#22 Druckerschwärze Treibholz und die Farbe Rot
Peter Brötzmann, Graphic Works
TEXT: Karl Lippegaus | FOTO: Ingo Marmulla (Archiv)
„Writing about music is like dancing about architecture.“ – Thelonious Monk
Jazz und die abstrakte Wahrheit. Jackson Pollock zählte die afroamerikanische Musik zu den wenigen anderen kreativen Dingen in den USA. Der Maler hörte seine Platten von Jelly Roll Morton, Count Basie und Duke Ellington beim Arbeiten so laut, dass das ganze Haus bebte. Nachdem er 1956 mit nur 44 Jahren gestorben war, erschien ein Album des Ornette Coleman Double Quartets auf Atlantic, das auf dem Frontcover sein Bild White Heat zeigte, eines der letzten Werke, die er vor seinem Tod noch gemalt hatte. Die radikalen Umwälzungen im Jazz damals hat Jackson Pollock nicht mehr erlebt, er lauschte einem viel älteren Jazz, aber dass ihn diese Musik bei der Suche nach neuen Techniken maßgeblich inspirierte steht außer Zweifel. 1950 hatte er sich Sätze notiert, die auch von Evan Parker stammen könnten: „Technics is the result of a need – new needs demand new technics – total control – denial of the accident – States of order – organic intensity – energy and motion made visible – memories arrested in space, human needs and motives – acceptance –.”
„Ecstasies of cultures combined…“ – Jean-Michel Basquiat
Wer kennt noch ihre Namen? David Stone Martin, Reid Miles, Burt Goldblatt, Marvin Israel, Josef Albers… Und ja, Andy Warhol war auch dabei; noch ganz jung gestaltete er ein halbes Dutzend Plattencovers für Blue Note. All diese Künstler waren Meister ihres Faches, wie die Musiker, auf deren Aufnahmen sie optisch antworteten. Um auf 30 x 30 cm etwas zu Papier zu bringen, das heute bisweilen seltsam entrückt anmutet. Wie alte Postkarten von so nicht mehr existierenden Landschaften. Oder wie Skizzen aus intimen Tagebüchern. Und wie wir ja längst wissen - dafür musste nicht schon wieder eine neue Mode ausgerufen werden, die fieberhafte Suche nach den kostbaren Vinyls - hat die Compact-Disc nicht nur hörbar schlechtere Resultate gebracht als die Vinylplatte, und gottseidank lässt Brötzmann seit Jahre viele sehr gute Vinylscheiben von seiner Musik pressen; nein, sie machte natürlich auch die Cover-Kunst kaputt, jenen geheimen Garten der Jazz-Aficionados, in dem die seltsamsten Pflanzen blühten.

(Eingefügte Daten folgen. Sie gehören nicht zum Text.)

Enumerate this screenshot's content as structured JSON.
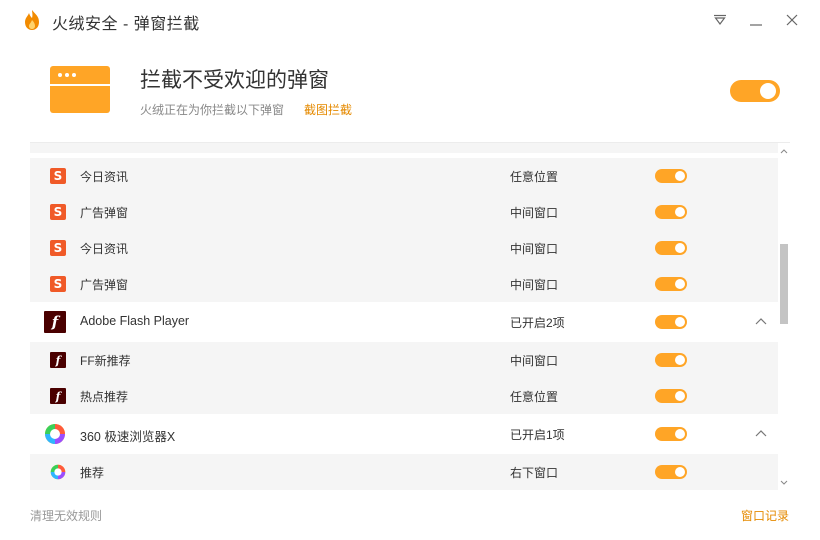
{
  "window": {
    "title": "火绒安全 - 弹窗拦截",
    "accent_color": "#ffa526"
  },
  "header": {
    "title": "拦截不受欢迎的弹窗",
    "subtitle": "火绒正在为你拦截以下弹窗",
    "screenshot_link": "截图拦截",
    "master_toggle_on": true
  },
  "list": {
    "rows": [
      {
        "type": "sub",
        "icon": "sohu-icon",
        "name": "今日资讯",
        "position": "任意位置",
        "enabled": true
      },
      {
        "type": "sub",
        "icon": "sohu-icon",
        "name": "广告弹窗",
        "position": "中间窗口",
        "enabled": true
      },
      {
        "type": "sub",
        "icon": "sohu-icon",
        "name": "今日资讯",
        "position": "中间窗口",
        "enabled": true
      },
      {
        "type": "sub",
        "icon": "sohu-icon",
        "name": "广告弹窗",
        "position": "中间窗口",
        "enabled": true
      },
      {
        "type": "group",
        "icon": "flash-player-icon",
        "name": "Adobe Flash Player",
        "position": "已开启2项",
        "enabled": true,
        "expanded": true
      },
      {
        "type": "sub",
        "icon": "flash-player-icon",
        "name": "FF新推荐",
        "position": "中间窗口",
        "enabled": true
      },
      {
        "type": "sub",
        "icon": "flash-player-icon",
        "name": "热点推荐",
        "position": "任意位置",
        "enabled": true
      },
      {
        "type": "group",
        "icon": "360-browser-icon",
        "name": "360 极速浏览器X",
        "position": "已开启1项",
        "enabled": true,
        "expanded": true
      },
      {
        "type": "sub",
        "icon": "360-browser-icon",
        "name": "推荐",
        "position": "右下窗口",
        "enabled": true
      }
    ]
  },
  "footer": {
    "clear_rules": "清理无效规则",
    "window_log": "窗口记录"
  }
}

Plattenfirmen, die den Mut hatten, Jazz herauszubringen, taten was sie konnten. Man hat sie oft belächelt für ihre Einfälle. Gibt es irgendwo noch ein Wüstenfoto, das abdruckfrei ist, aber ohne Kamele? Kommt der Musiker aus der Schweiz? Guck‘ mal unter Alpen nach. Klingt die Musik melancholisch? Wolken und umgestürzte Bäume wären ok. Und, ach übrigens, meine Freundin malt auch, könnte man da nicht vielleicht einfach…
Nicht jeder hatte die Durchsetzungskraft eines Miles Davis, der sich bei Columbia vehement dagegen wehrte, dass auf dem Cover von „Miles Ahead“ ein weißes Model im Badeanzug und mit großem Strohhut auf einer Yacht balancierte. Sein Protest hatte Erfolg und fortan sah man seine Frauen, Frances (auf „E.S.P.“) und Cicely (auf „Nefertiti“) ihr Black is Beautiful propagieren. Das passte dann auch besser zum akustischen Inhalt.
Die Gestaltung vieler Plattenhüllen erinnert an die Art, wie man im Kinogewerbe mit der Musik umging. Wenn der Film im Kasten und fast das ganze Budget aufgezehrt waren, fiel den Regisseuren und Produzenten plötzlich ein, dass sie ja auch noch Musik für die Mischung und den Schnitt brauchten. Rasch wurde irgendjemand angeheuert, die passenden Töne zu liefern, für oft lächerlich wenig Geld und mit den entsprechenden Resultaten, Ausnahmen bestätigen die Regel.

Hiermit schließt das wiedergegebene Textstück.